JAKARTA, KOMPAS.com - Realisasi proyek infrastruktur memang dapat dilihat oleh masyarakat. Sejauh mata memandang, hampir di setiap daerah terdapat proyek infrastruktur yang tengah dipercepat pengerjaannya.
Persoalannya, apakah pekerjaan proyek infrastruktur yang terlihat itu telah memenuhi kaidah keamanan dan keselamatan kerja yang berlaku.
Baca juga : Komisi V DPR: Kecelakaan Marak, Direksi Waskita Harus Mundur
Kenyataannya, dalam enam bulan terakhir setidaknya terjadi 12 kasus kecelakaan konstruksi.
Enam orang meninggal dunia dan sepuluh orang luka-luka akibat kasus kecelakaan kerja yang terjadi.
Bila dijumlah, total korban meninggal dunia sebanyak tujuh orang dan 12 orang mengalami cedera, baik luka ringan maupun luka ringan.
Baca juga : Akibat Serentetan Kecelakaan Kerja, Waskita Karya Dijatuhi Sanksi
Kerugian itu belum termasuk kerugian materill dan imateriil, serta waktu penyelesaian proyek yang terpaksa harus mundur akibat kelalaian kinerja kontraktor.
Menurut pengamat kebijakan publim Agus Pambagio, ada beberapa faktor yang menyebabkan kasus kecelakaan kerja terus terulang.
"Pertama, kasus kecelakaan yang terjadi tidak diinvestigasi dengan baik, lalu muncul siapa orang yang paling bertanggung jawab. Dan tidak ada sanksi (tegas)," kata Agus kepada Kompas.com, Senin (12/2/2018).
Namun Agus menyayangkan, komite tersebut hanya akan bekerja mengawasi proyek-proyek yang masuk di dalam anggaran belanja kementerian tersebut.

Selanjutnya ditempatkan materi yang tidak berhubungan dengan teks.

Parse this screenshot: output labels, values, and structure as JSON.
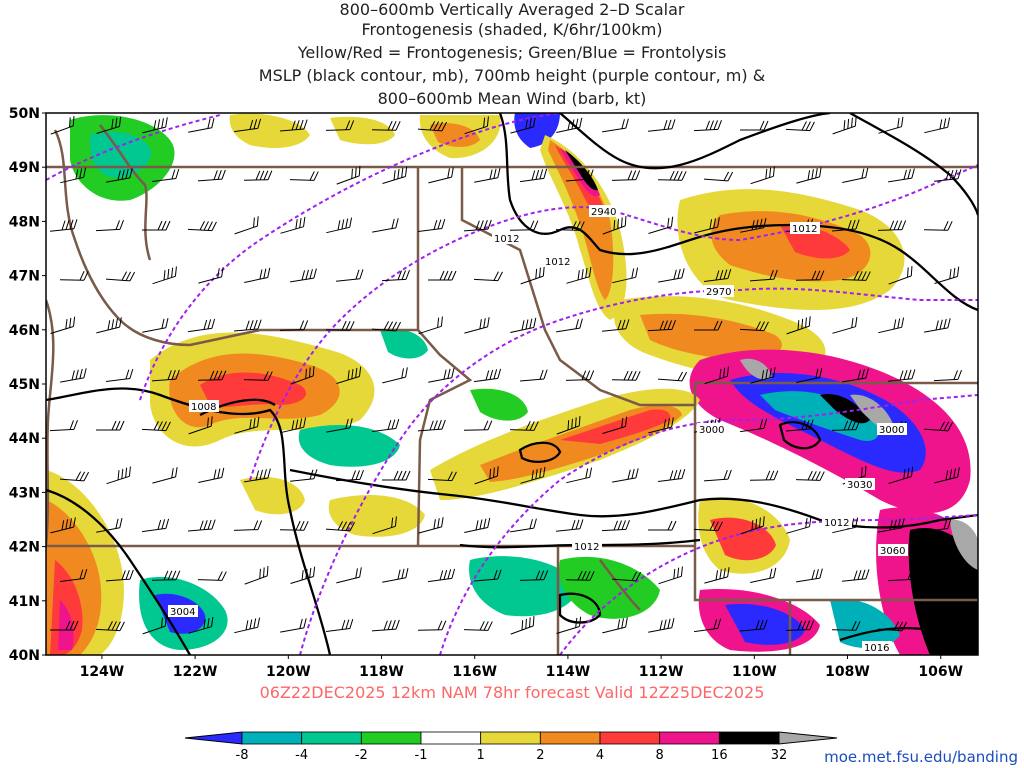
{
  "title": {
    "lines": [
      "800–600mb Vertically Averaged 2–D Scalar",
      "Frontogenesis (shaded, K/6hr/100km)",
      "Yellow/Red = Frontogenesis;  Green/Blue = Frontolysis",
      "MSLP (black contour, mb), 700mb height (purple contour, m) &",
      "800–600mb Mean Wind (barb, kt)"
    ]
  },
  "footer": "06Z22DEC2025 12km NAM 78hr forecast Valid 12Z25DEC2025",
  "credit": "moe.met.fsu.edu/banding",
  "axes": {
    "lat_labels": [
      "50N",
      "49N",
      "48N",
      "47N",
      "46N",
      "45N",
      "44N",
      "43N",
      "42N",
      "41N",
      "40N"
    ],
    "lon_labels": [
      "124W",
      "122W",
      "120W",
      "118W",
      "116W",
      "114W",
      "112W",
      "110W",
      "108W",
      "106W"
    ],
    "lat_range": [
      40,
      50
    ],
    "lon_range": [
      -125.2,
      -105.2
    ]
  },
  "contours": {
    "mslp_labels": [
      "1012",
      "1012",
      "1012",
      "1008",
      "1012",
      "1016",
      "1012"
    ],
    "height_labels": [
      "2940",
      "2970",
      "3000",
      "3000",
      "3030",
      "3060",
      "3004"
    ]
  },
  "colorbar": {
    "ticks": [
      "-8",
      "-4",
      "-2",
      "-1",
      "1",
      "2",
      "4",
      "8",
      "16",
      "32"
    ],
    "colors": [
      "#2a2aff",
      "#00b0b8",
      "#00c890",
      "#22cc22",
      "#ffffff",
      "#e6d838",
      "#f08a20",
      "#ff3a3a",
      "#f0148c",
      "#000000",
      "#a8a8a8"
    ]
  },
  "colors": {
    "mslp": "#000000",
    "height": "#a020f0",
    "borders": "#7a5a48",
    "footer": "#ff6666",
    "credit": "#1a4cc0"
  }
}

Setidaknya hal itu terlihat pada keberadaan tiga Sub Komite yang ada di dalamnya, yaitu Jalan dan Jembatan, Bangunan Gedung, serta Sumber Daya Air.
Faktor kedua, yaitu tidak maksimalnya kinerja konsultan pengawas yang disewa untuk mengawasi proyek. Terutama untuk konsultan dalam negeri. Padahal, mereka telah dibayar untuk mengawasi pekerjaan konstruksi dengan benar.
Lain halnya ketika sebuah proyek digarap oleh kontraktor dan diawasi oleh konsultan asing. Menurut dia, pekerjaan mereka relatif lebih baik daripada pekerjaan kontraktor dan konsultan lokal.